CREATE INDEX idx_orders_status ON orders(status);

-- With index: Index Scan
EXPLAIN SELECT * FROM orders WHERE status = 'pending';
-- Index Scan using idx_orders_status (cost=0.28..8.30 rows=100)

-- Bitmap Index Scan: Combines multiple indexes
EXPLAIN ANALYZE
SELECT * FROM orders
WHERE status = 'pending' AND created_at > CURRENT_DATE - INTERVAL '7 days';
-- Bitmap Heap Scan on orders
--   Recheck Cond: ...
--   -> BitmapAnd
--        -> Bitmap Index Scan on idx_orders_status
--        -> Bitmap Index Scan on idx_orders_created_at
2 files · sql Explain with highlit

EXPLAIN reveals database execution plans. I use EXPLAIN ANALYZE for actual runtime statistics. Understanding plan nodes—Seq Scan, Index Scan, Nested Loop, Hash Join—guides optimization. Cost estimates predict query expense. Rows estimates show expected result size. Inaccurate statistics cause poor plans—run ANALYZE regularly.

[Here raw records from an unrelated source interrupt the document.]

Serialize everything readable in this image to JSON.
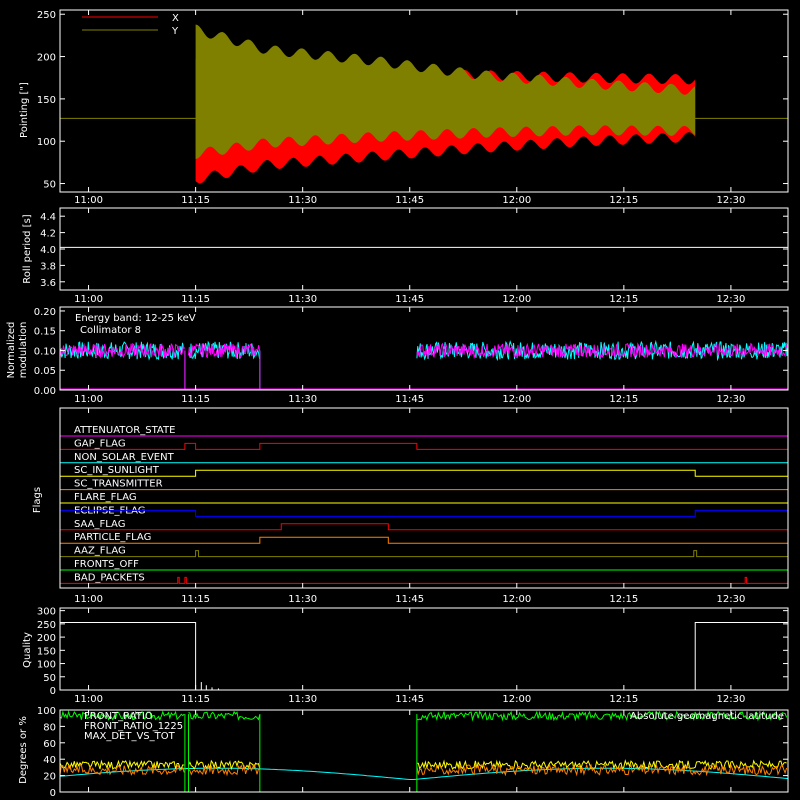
{
  "chart_data": [
    {
      "type": "area",
      "ylabel": "Pointing [\"]",
      "yticks": [
        50,
        100,
        150,
        200,
        250
      ],
      "ylim": [
        40,
        255
      ],
      "time_ticks": [
        "11:00",
        "11:15",
        "11:30",
        "11:45",
        "12:00",
        "12:15",
        "12:30"
      ],
      "xlim_min": [
        -4,
        42
      ],
      "series": [
        {
          "name": "X",
          "color": "#ff0000",
          "baseline": 127,
          "start_min": 15,
          "end_min": 85,
          "upper_env": [
            [
              15,
              195
            ],
            [
              25,
              185
            ],
            [
              40,
              180
            ],
            [
              55,
              178
            ],
            [
              70,
              175
            ],
            [
              85,
              173
            ]
          ],
          "lower_env": [
            [
              15,
              55
            ],
            [
              25,
              72
            ],
            [
              40,
              82
            ],
            [
              55,
              92
            ],
            [
              70,
              100
            ],
            [
              85,
              105
            ]
          ]
        },
        {
          "name": "Y",
          "color": "#808000",
          "baseline": 127,
          "start_min": 15,
          "end_min": 85,
          "upper_env": [
            [
              15,
              232
            ],
            [
              25,
              208
            ],
            [
              40,
              195
            ],
            [
              55,
              178
            ],
            [
              70,
              168
            ],
            [
              85,
              160
            ]
          ],
          "lower_env": [
            [
              15,
              85
            ],
            [
              25,
              98
            ],
            [
              40,
              105
            ],
            [
              55,
              110
            ],
            [
              70,
              113
            ],
            [
              85,
              112
            ]
          ]
        }
      ]
    },
    {
      "type": "line",
      "ylabel": "Roll period [s]",
      "yticks": [
        "3.6",
        "3.8",
        "4.0",
        "4.2",
        "4.4"
      ],
      "ylim": [
        3.5,
        4.5
      ],
      "series": [
        {
          "values_constant": 4.02,
          "color": "#ffffff"
        }
      ]
    },
    {
      "type": "line",
      "ylabel": "Normalized modulation",
      "legend": [
        "Energy band: 12-25 keV",
        "Collimator 8"
      ],
      "yticks": [
        "0.00",
        "0.05",
        "0.10",
        "0.15",
        "0.20"
      ],
      "ylim": [
        0,
        0.21
      ],
      "segments_min": [
        [
          -4,
          13.5
        ],
        [
          14,
          24
        ],
        [
          46,
          98
        ]
      ],
      "typical_value": 0.1,
      "colors": {
        "collimator": "#00ffff",
        "band": "#ff00ff"
      }
    },
    {
      "type": "line",
      "ylabel": "Flags",
      "flags": [
        {
          "name": "ATTENUATOR_STATE",
          "color": "#ff00ff",
          "steps": []
        },
        {
          "name": "GAP_FLAG",
          "color": "#ff0000",
          "steps": [
            [
              13.5,
              15
            ],
            [
              24,
              46
            ]
          ]
        },
        {
          "name": "NON_SOLAR_EVENT",
          "color": "#00ffff",
          "steps": []
        },
        {
          "name": "SC_IN_SUNLIGHT",
          "color": "#ffff00",
          "steps": [
            [
              15,
              85
            ]
          ]
        },
        {
          "name": "SC_TRANSMITTER",
          "color": "#ff8000",
          "steps": []
        },
        {
          "name": "FLARE_FLAG",
          "color": "#ffff00",
          "steps": []
        },
        {
          "name": "ECLIPSE_FLAG",
          "color": "#0000ff",
          "steps": [
            [
              -4,
              15
            ],
            [
              85,
              98
            ]
          ]
        },
        {
          "name": "SAA_FLAG",
          "color": "#ff0000",
          "steps": [
            [
              27,
              42
            ]
          ]
        },
        {
          "name": "PARTICLE_FLAG",
          "color": "#ff8000",
          "steps": [
            [
              24,
              42
            ]
          ]
        },
        {
          "name": "AAZ_FLAG",
          "color": "#808000",
          "steps": [
            [
              15,
              15.4
            ],
            [
              84.8,
              85.2
            ]
          ]
        },
        {
          "name": "FRONTS_OFF",
          "color": "#00ff00",
          "steps": []
        },
        {
          "name": "BAD_PACKETS",
          "color": "#ff0000",
          "steps": [
            [
              12.5,
              12.7
            ],
            [
              13.5,
              13.7
            ],
            [
              92,
              92.2
            ]
          ]
        }
      ]
    },
    {
      "type": "line",
      "ylabel": "Quality",
      "yticks": [
        0,
        50,
        100,
        150,
        200,
        250,
        300
      ],
      "ylim": [
        0,
        310
      ],
      "segments": [
        [
          -4,
          15,
          255
        ],
        [
          15,
          85,
          0
        ],
        [
          85,
          98,
          255
        ]
      ]
    },
    {
      "type": "line",
      "ylabel": "Degrees or %",
      "yticks": [
        0,
        20,
        40,
        60,
        80,
        100
      ],
      "ylim": [
        0,
        100
      ],
      "legend": [
        {
          "name": "FRONT_RATIO",
          "color": "#00ff00"
        },
        {
          "name": "FRONT_RATIO_1225",
          "color": "#00ff00"
        },
        {
          "name": "MAX_DET_VS_TOT",
          "color": "#ff8000"
        }
      ],
      "annotation": "Absolute geomagnetic latitude",
      "annotation_color": "#00ffff"
    }
  ],
  "colors": {
    "background": "#000000",
    "axes": "#ffffff"
  }
}
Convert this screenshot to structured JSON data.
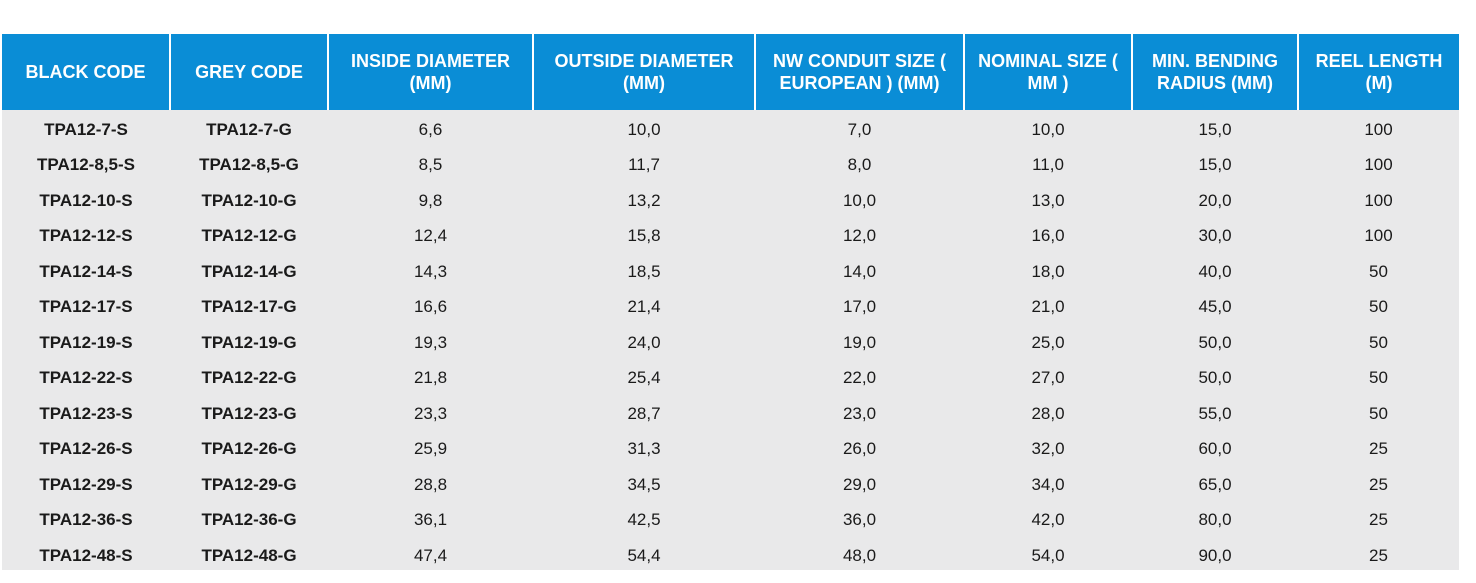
{
  "table": {
    "headers": [
      "BLACK CODE",
      "GREY CODE",
      "INSIDE DIAMETER (MM)",
      "OUTSIDE DIAMETER (MM)",
      "NW CONDUIT SIZE ( EUROPEAN ) (MM)",
      "NOMINAL SIZE ( MM )",
      "MIN. BENDING RADIUS (MM)",
      "REEL LENGTH (M)"
    ],
    "rows": [
      [
        "TPA12-7-S",
        "TPA12-7-G",
        "6,6",
        "10,0",
        "7,0",
        "10,0",
        "15,0",
        "100"
      ],
      [
        "TPA12-8,5-S",
        "TPA12-8,5-G",
        "8,5",
        "11,7",
        "8,0",
        "11,0",
        "15,0",
        "100"
      ],
      [
        "TPA12-10-S",
        "TPA12-10-G",
        "9,8",
        "13,2",
        "10,0",
        "13,0",
        "20,0",
        "100"
      ],
      [
        "TPA12-12-S",
        "TPA12-12-G",
        "12,4",
        "15,8",
        "12,0",
        "16,0",
        "30,0",
        "100"
      ],
      [
        "TPA12-14-S",
        "TPA12-14-G",
        "14,3",
        "18,5",
        "14,0",
        "18,0",
        "40,0",
        "50"
      ],
      [
        "TPA12-17-S",
        "TPA12-17-G",
        "16,6",
        "21,4",
        "17,0",
        "21,0",
        "45,0",
        "50"
      ],
      [
        "TPA12-19-S",
        "TPA12-19-G",
        "19,3",
        "24,0",
        "19,0",
        "25,0",
        "50,0",
        "50"
      ],
      [
        "TPA12-22-S",
        "TPA12-22-G",
        "21,8",
        "25,4",
        "22,0",
        "27,0",
        "50,0",
        "50"
      ],
      [
        "TPA12-23-S",
        "TPA12-23-G",
        "23,3",
        "28,7",
        "23,0",
        "28,0",
        "55,0",
        "50"
      ],
      [
        "TPA12-26-S",
        "TPA12-26-G",
        "25,9",
        "31,3",
        "26,0",
        "32,0",
        "60,0",
        "25"
      ],
      [
        "TPA12-29-S",
        "TPA12-29-G",
        "28,8",
        "34,5",
        "29,0",
        "34,0",
        "65,0",
        "25"
      ],
      [
        "TPA12-36-S",
        "TPA12-36-G",
        "36,1",
        "42,5",
        "36,0",
        "42,0",
        "80,0",
        "25"
      ],
      [
        "TPA12-48-S",
        "TPA12-48-G",
        "47,4",
        "54,4",
        "48,0",
        "54,0",
        "90,0",
        "25"
      ]
    ]
  },
  "colors": {
    "header_background": "#0a8dd6",
    "header_text": "#ffffff",
    "body_background": "#e9e9ea",
    "body_text": "#1a1a1a"
  }
}
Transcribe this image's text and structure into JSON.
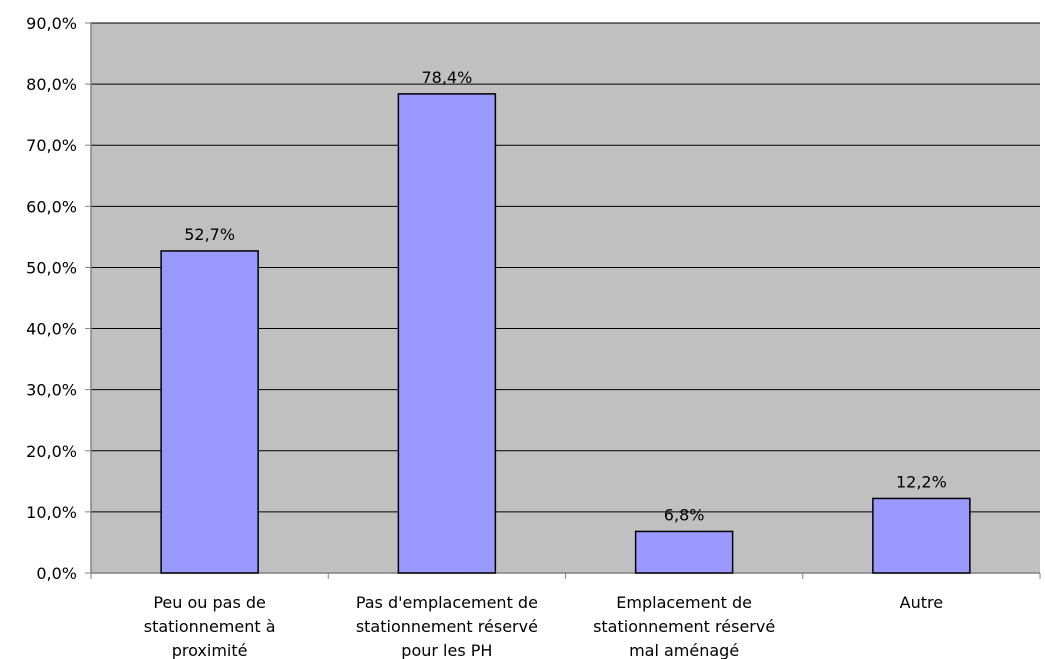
{
  "chart_data": {
    "type": "bar",
    "categories": [
      [
        "Peu ou pas de",
        "stationnement à",
        "proximité"
      ],
      [
        "Pas d'emplacement de",
        "stationnement réservé",
        "pour les PH"
      ],
      [
        "Emplacement de",
        "stationnement réservé",
        "mal aménagé"
      ],
      [
        "Autre"
      ]
    ],
    "values": [
      52.7,
      78.4,
      6.8,
      12.2
    ],
    "data_labels": [
      "52,7%",
      "78,4%",
      "6,8%",
      "12,2%"
    ],
    "yticks": [
      0,
      10,
      20,
      30,
      40,
      50,
      60,
      70,
      80,
      90
    ],
    "ytick_labels": [
      "0,0%",
      "10,0%",
      "20,0%",
      "30,0%",
      "40,0%",
      "50,0%",
      "60,0%",
      "70,0%",
      "80,0%",
      "90,0%"
    ],
    "ylim": [
      0,
      90
    ],
    "grid": true,
    "title": "",
    "xlabel": "",
    "ylabel": "",
    "colors": {
      "bar_fill": "#9999FF",
      "bar_stroke": "#000000",
      "plot_background": "#C0C0C0",
      "gridline": "#000000",
      "axis": "#808080"
    }
  }
}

Sequential scans aren't always bad for small tables. Index scans excel for selective queries. Bitmap scans combine multiple indexes. Hash joins suit large datasets. Nested loops work best with small inner tables. Sort operations indicate ORDER BY cost. Understanding execution plans is essential for performance tuning. EXPLAIN is the first step in fixing slow queries.